The usual antibiotic treatment for gonorrhea includes third generation cephalosporins such as cefixime or ceftriaxone, which have replaced penicillins and quinolines because N. gonorrhoeae strains that are resistant to these antibiotics have become more common. Azithromycin, an antichlamydial, is often also given in conjunction with cephalosporins because many persons with gonorrhea are also infected with Chlamydia spp. An infected female can pass N. gonorrhoeae to her fetus during the birthing process. The most common consequence is neonatal conjunctivitis, but systemic infections can occur. In the United States, neonatal conjunctivitis is usually treated with antibiotic ointment containing erythromycin, neomycin, or tetracycline. Silver nitrate was the preferred treatment, but its use has been discontinued as better treatments emerged. Outside the United States, povidone-iodine is the preferred treatment because it is less irritating and is a broader-spectrum bactericide. No effective vaccine against N. gonorrhoeae has been developed, which is not surprising because natural immunity rarely, if ever, develops.

N. meningitidis, also called meningococcus, the most pathogenic of the respiratory Neisseria, is host specific to humans, as is gonococcus. It is biochemically and structurally identical to N. gonorrhoeae except for its polysaccharide capsule, which it uses to evade the immune system. N. meningitidis is subdivided into twelve groups, each defined by capsular antigens. In the United States, group B meningococci are most commonly seen. Other major human pathogenic strains fall into groups A, C, Y, and W. Humans exposed to meningococcus can develop natural immunity to the capsular antigens. The immunity is group-specific, but there is some overlap. About 30 percent of people infected with N. meningitidis become asymptomatic carriers. The rest develop pharyngitis or other upper respiratory infections. In a small percentage, systemic infection ensues; the most serious of these is meningitis.

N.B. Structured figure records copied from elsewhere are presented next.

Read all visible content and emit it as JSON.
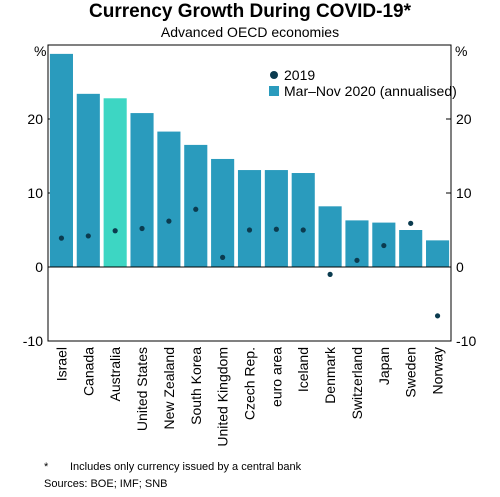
{
  "title": "Currency Growth During COVID-19*",
  "subtitle": "Advanced OECD economies",
  "unit_left": "%",
  "unit_right": "%",
  "footnote_marker": "*",
  "footnote": "Includes only currency issued by a central bank",
  "sources": "Sources: BOE; IMF; SNB",
  "colors": {
    "bar": "#2a9bbd",
    "highlight_bar": "#3dd6c3",
    "dot": "#0b3b4f"
  },
  "chart_data": {
    "type": "bar",
    "title": "Currency Growth During COVID-19*",
    "subtitle": "Advanced OECD economies",
    "categories": [
      "Israel",
      "Canada",
      "Australia",
      "United States",
      "New Zealand",
      "South Korea",
      "United Kingdom",
      "Czech Rep.",
      "euro area",
      "Iceland",
      "Denmark",
      "Switzerland",
      "Japan",
      "Sweden",
      "Norway"
    ],
    "highlight_category": "Australia",
    "series": [
      {
        "name": "Mar–Nov 2020 (annualised)",
        "kind": "bar",
        "values": [
          28.8,
          23.4,
          22.8,
          20.8,
          18.3,
          16.5,
          14.6,
          13.1,
          13.1,
          12.7,
          8.2,
          6.3,
          6.0,
          5.0,
          3.6
        ]
      },
      {
        "name": "2019",
        "kind": "dot",
        "values": [
          3.9,
          4.2,
          4.9,
          5.2,
          6.2,
          7.8,
          1.3,
          5.0,
          5.1,
          5.0,
          -1.0,
          0.9,
          2.9,
          5.9,
          -6.6
        ]
      }
    ],
    "ylim": [
      -10,
      30
    ],
    "yticks": [
      -10,
      0,
      10,
      20
    ],
    "legend_position": "top-right",
    "grid": false
  }
}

Although considered a respiratory organism, N. meningitidis strains have been found in the urogenital mucosa associated with gonorrhea. Meningococcal infections are most often spread in schools, barracks, or other places where groups of children or young adults, who have less chance of having developed immunity, congregate.

Although strains resistant to penicillin have emerged, penicillin G is still the preferred treatment. Cephalosporins are also commonly used, especially if penicillin resistance is suspected. When an N. meningitidis infection is discovered, all the infected person’s contacts are given prophylactic antibiotic treatment. Vaccines against group B strains have been developed and are commonly administered in the United States. In sub-Saharan Africa, a region known as the meningitis belt, group A strains are the most common pathogenic strains. Although group B vaccines have some effect on group A and other strains, work is underway to develop better broad-spectrum vaccines that will be effective against all groups of N. meningitidis.

Among the other Neisseria spp., N. lactamica and N. cinerea are common opportunistic human pathogens. Some human commensals, such as N. elongata and N. subflava, have occasionally been seen in pathogenic infections. Other species are species-specific nonpathogenic commensals in humans and other animals: N. canis in dogs, N. cuniculus in rabbits, and N. macacae in Rhesus monkeys. In the twenty-first century, there were ongoing challenges to combatting Neisseria pathogens, as well as advances made in better understanding them. For example, scientists discovered a new protein in Neisseria gonorrhoeae called TfpC, which provided insight into the structure of the bacteria. New vaccines were also developed against N. meningitidis serogroup B. However, antibiotic-resistant N. gonorrhoeae continued to be a serious and growing public health concern.